NATIONAL BUREAU OF ECONOMIC RESEARCH
NATIONAL BUREAU OF ECONOMIC RESEARCH

The Effect of Immigration on Productivity: Evidence from US States

A one percent increase in employment in a US state, attributable only to immigration, is associated with a 0.4-0.5 percent increase in income per worker in that state.

Immigration during the 1990s and the 2000s significantly increased the presence of foreign-born workers in the United States, but the increase was very unequal across states. In The Effect of Immigration on Productivity: Evidence from US States (NBER Working Paper No. 15507), NBER Research Associate Giovanni Peri analyzes state-by-state data to determine the impact of immigration on a variety of labor market outcomes, including employment, average hours worked, and average skill intensity, and on productivity and income per worker.

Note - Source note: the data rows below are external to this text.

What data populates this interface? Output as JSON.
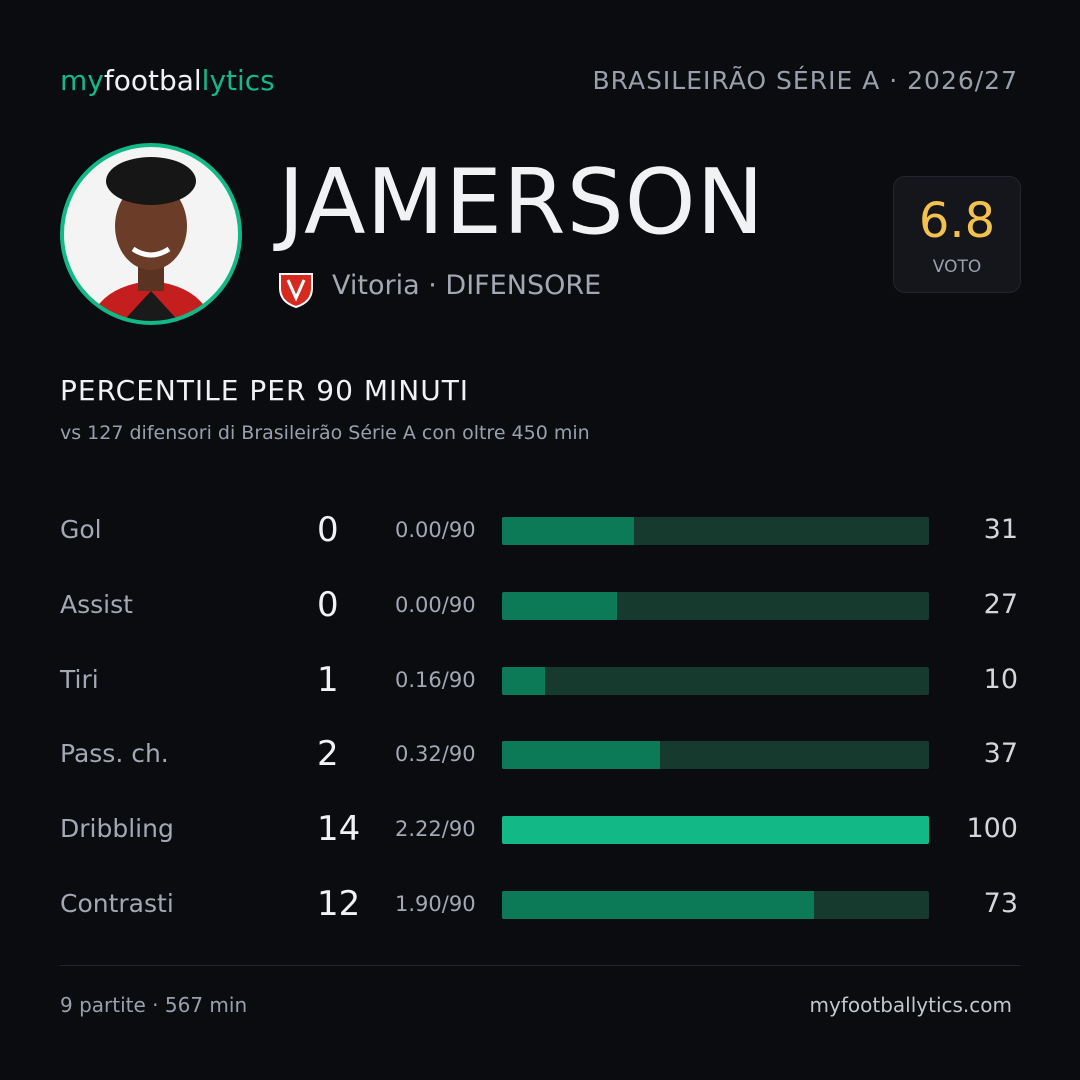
{
  "header": {
    "brand": {
      "my": "my",
      "football": "footbal",
      "lytics": "lytics"
    },
    "competition": "BRASILEIRÃO SÉRIE A · 2026/27"
  },
  "player": {
    "name": "JAMERSON",
    "team": "Vitoria",
    "position": "· DIFENSORE"
  },
  "rating": {
    "value": 6.8,
    "label": "VOTO"
  },
  "section": {
    "title": "PERCENTILE PER 90 MINUTI",
    "subtitle": "vs 127 difensori di Brasileirão Série A con oltre 450 min"
  },
  "stats": [
    {
      "label": "Gol",
      "total": 0,
      "per90": "0.00/90",
      "percentile": 31,
      "color": "#0d7a57"
    },
    {
      "label": "Assist",
      "total": 0,
      "per90": "0.00/90",
      "percentile": 27,
      "color": "#0d7a57"
    },
    {
      "label": "Tiri",
      "total": 1,
      "per90": "0.16/90",
      "percentile": 10,
      "color": "#0d7a57"
    },
    {
      "label": "Pass. ch.",
      "total": 2,
      "per90": "0.32/90",
      "percentile": 37,
      "color": "#0d7a57"
    },
    {
      "label": "Dribbling",
      "total": 14,
      "per90": "2.22/90",
      "percentile": 100,
      "color": "#12b886"
    },
    {
      "label": "Contrasti",
      "total": 12,
      "per90": "1.90/90",
      "percentile": 73,
      "color": "#0d7a57"
    }
  ],
  "footer": {
    "summary": "9 partite · 567 min",
    "site": "myfootballytics.com"
  }
}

Peri reports a number of distinct findings. First, immigrants do not crowd-out employment of (or hours worked by) natives; they add to total employment and reduce the share of highly educated workers, because of their larger share of low-skilled relative to native workers. Second, immigrants increase total factor productivity. These productivity gains may arise because of the more efficient allocation of skills to tasks, as immigrants are allocated to manual-intensive jobs, promoting competition and pushing natives to perform communication-intensive tasks more efficiently. Indeed, a measure of task-specialization of native workers induced by immigrants explains half to two thirds of the positive effect on productivity.

Third, Peri finds that inflows of immigrants decrease capital intensity and the skill-bias of production technologies. The decrease in capital intensity comes from an increase in total factor productivity; the capital-to-labor ratio remains unchanged because investment rises coincident with the inflow of immigrants. The reduction in the skill-intensity of production occurs as immigrants influence the choice of production techniques toward those that more efficiently use less educated workers and are less capital intensive.

Finally, Peri finds that for less educated natives, higher immigration has very little effect on wages, while for highly educated natives, the wage effect of higher immigration is positive. In summary, he finds that a one percent increase in employment in a US state, attributable only to immigration, is associated with a 0.4 to 0.5 percent increase in income per worker in that state.

A central challenge in establishing a causal link between immigration and economic outcomes is the fact that immigrants may be disproportionately attracted to states with strong economic performance. Peri recognizes this problem, and uses information on state characteristics, such as the location of a state relative to the Mexican border, the number of ports of entry, as well as the existence of communities of immigrants there before 1960 to predict immigrant inflows. He then studies how these predicted inflows, rather than actual inflows, are related to labor market outcomes. He argues that the state characteristics that underlie his predictions are not likely to be associated with either labor market outcomes or productivity. He also controls for several other determinants of productivity that may vary with geography such as R and D spending, computer adoption, international competition in the form of exports, and sector composition.